La Revue littéraire, décembre 2004, par Olivier Capparos
Dans la soustraction du poème au monde réside une erreur d’importance souvent négligée et souvent irrésolue chez les traducteurs et commentateurs occidentaux. Un premier écueil commun consiste à considérer un vers monostique comme un tercet. La seconde revient à oublier que ce que le poète du haïku tient pour un poème doit d’abord se tenir sous ses yeux. Les deux versants de vérité, en négatif, de ces erreurs, font une poésie singulière qu’il nous est premièrement difficile d’apprécier : le vers monostique dissipé dans la page est un poème visuel ; l’inhérence native du poème à la perception est le premier pas vers la constitution d’une image.
Si le poème est image, il est d’abord cercle plein, bien fermé, le tracé germinal d’une plante, d’une poussée de vie anonyme. Réalité muette de la lézarde et du caillou, de la lanterne et de la neige fondue. Fines déclinaisons de lumières, mouvements de l’hiver prolongeant l’automne, d’un mot à l’autre… on doit voir les correspondances entre des variations infimes de l’affectivité et l’inclinaison du soleil.
L’image était un anneau, une sphère armilliaire… Voilà maintenant qu’elle se fêle.

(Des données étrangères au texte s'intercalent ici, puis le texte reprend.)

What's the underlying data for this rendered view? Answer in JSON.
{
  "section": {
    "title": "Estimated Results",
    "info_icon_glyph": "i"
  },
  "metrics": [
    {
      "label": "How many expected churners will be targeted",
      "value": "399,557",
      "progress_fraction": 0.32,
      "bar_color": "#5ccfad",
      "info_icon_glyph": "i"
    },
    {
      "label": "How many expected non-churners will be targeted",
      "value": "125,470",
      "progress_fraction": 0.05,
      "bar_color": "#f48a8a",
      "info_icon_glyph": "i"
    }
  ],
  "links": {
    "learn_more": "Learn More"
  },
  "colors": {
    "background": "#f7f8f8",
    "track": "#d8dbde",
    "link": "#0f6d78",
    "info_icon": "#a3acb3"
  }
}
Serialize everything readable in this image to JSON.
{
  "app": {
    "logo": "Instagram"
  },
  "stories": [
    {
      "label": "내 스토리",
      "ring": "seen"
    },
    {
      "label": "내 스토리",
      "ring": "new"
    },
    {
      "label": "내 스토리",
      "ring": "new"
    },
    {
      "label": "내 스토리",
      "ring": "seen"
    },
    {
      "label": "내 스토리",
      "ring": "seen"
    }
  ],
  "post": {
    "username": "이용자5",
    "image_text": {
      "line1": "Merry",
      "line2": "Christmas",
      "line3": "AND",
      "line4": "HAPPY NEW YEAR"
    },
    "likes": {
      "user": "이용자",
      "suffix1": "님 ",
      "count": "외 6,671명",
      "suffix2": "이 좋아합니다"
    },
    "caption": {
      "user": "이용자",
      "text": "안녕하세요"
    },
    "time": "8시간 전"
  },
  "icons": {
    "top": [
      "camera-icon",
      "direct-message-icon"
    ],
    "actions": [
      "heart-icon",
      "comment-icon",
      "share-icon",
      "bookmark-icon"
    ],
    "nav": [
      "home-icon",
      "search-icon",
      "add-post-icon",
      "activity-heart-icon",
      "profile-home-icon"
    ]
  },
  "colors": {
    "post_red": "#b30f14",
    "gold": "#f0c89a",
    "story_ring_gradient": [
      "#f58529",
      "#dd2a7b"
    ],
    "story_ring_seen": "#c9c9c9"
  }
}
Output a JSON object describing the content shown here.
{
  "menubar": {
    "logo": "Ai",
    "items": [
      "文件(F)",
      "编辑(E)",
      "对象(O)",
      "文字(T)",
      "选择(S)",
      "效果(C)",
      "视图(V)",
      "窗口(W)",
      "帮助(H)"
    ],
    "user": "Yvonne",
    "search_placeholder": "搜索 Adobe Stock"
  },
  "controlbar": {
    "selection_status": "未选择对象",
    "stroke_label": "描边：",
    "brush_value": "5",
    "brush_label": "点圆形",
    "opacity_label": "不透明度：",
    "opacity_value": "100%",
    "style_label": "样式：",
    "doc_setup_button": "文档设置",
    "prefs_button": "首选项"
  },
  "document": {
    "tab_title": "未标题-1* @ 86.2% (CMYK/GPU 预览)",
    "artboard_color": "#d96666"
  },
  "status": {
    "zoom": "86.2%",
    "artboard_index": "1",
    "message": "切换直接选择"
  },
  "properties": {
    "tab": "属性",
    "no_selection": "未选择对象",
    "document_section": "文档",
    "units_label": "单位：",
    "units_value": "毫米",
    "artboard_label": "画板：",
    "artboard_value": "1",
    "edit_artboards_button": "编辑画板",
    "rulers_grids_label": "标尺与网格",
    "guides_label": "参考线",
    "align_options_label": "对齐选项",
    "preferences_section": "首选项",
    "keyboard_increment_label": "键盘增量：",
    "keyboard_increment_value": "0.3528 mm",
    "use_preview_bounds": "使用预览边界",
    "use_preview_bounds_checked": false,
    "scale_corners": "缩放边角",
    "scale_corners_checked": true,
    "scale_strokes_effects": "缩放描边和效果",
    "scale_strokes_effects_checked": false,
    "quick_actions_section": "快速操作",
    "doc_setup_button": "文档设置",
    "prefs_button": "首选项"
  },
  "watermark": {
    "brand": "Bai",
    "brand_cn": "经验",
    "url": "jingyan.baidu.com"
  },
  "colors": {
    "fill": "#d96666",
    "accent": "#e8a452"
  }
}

Une trahison du sentiment, discrète, concise, presque imperceptible, un mouvement de vie trop forte vient troubler la calme perception des saisons. Un peigne peut combler toute l’image d’une réalité invasive, jusqu’à en rayer les apparences.
Au poème 47 :
Ah ! quelle douleur
trouvant par terre le peigne
de ma femme morte
La puissance d’une vision se nourrit d’une douleur secrète qui n’a pas besoin qu’on la paie de mots. Aussi étrange que puisse paraître un tel rapprochement, il y a du Fitzgerald dans cette mélancolie rentrée, sous la feutrine d’une douleur bien à soi.
Buson, le grand poète classique japonais, a chanté le monde sans rien y ajouter. Un chant du sentir, soit la précieuse présence de l’inutile.
Il est peintre. Pour lui le temps remue dans une sphère. Puis il fixe le temps. La césure est l’arête d’un solide. La perception, un arrêt.
Le poème est une chose qui tombe dans le langage. Si en Occident le peintre se peint toujours dans les sujets les plus variés, c’est l’ordre naturel des choses qui se peint lui-même dans la peinture et le geste poétique d’un Buson ou d’un Wang Wei. Le poème s’impose alors seulement par la douce pression d’une main invisible sur notre main, plus lourde, de lecteur.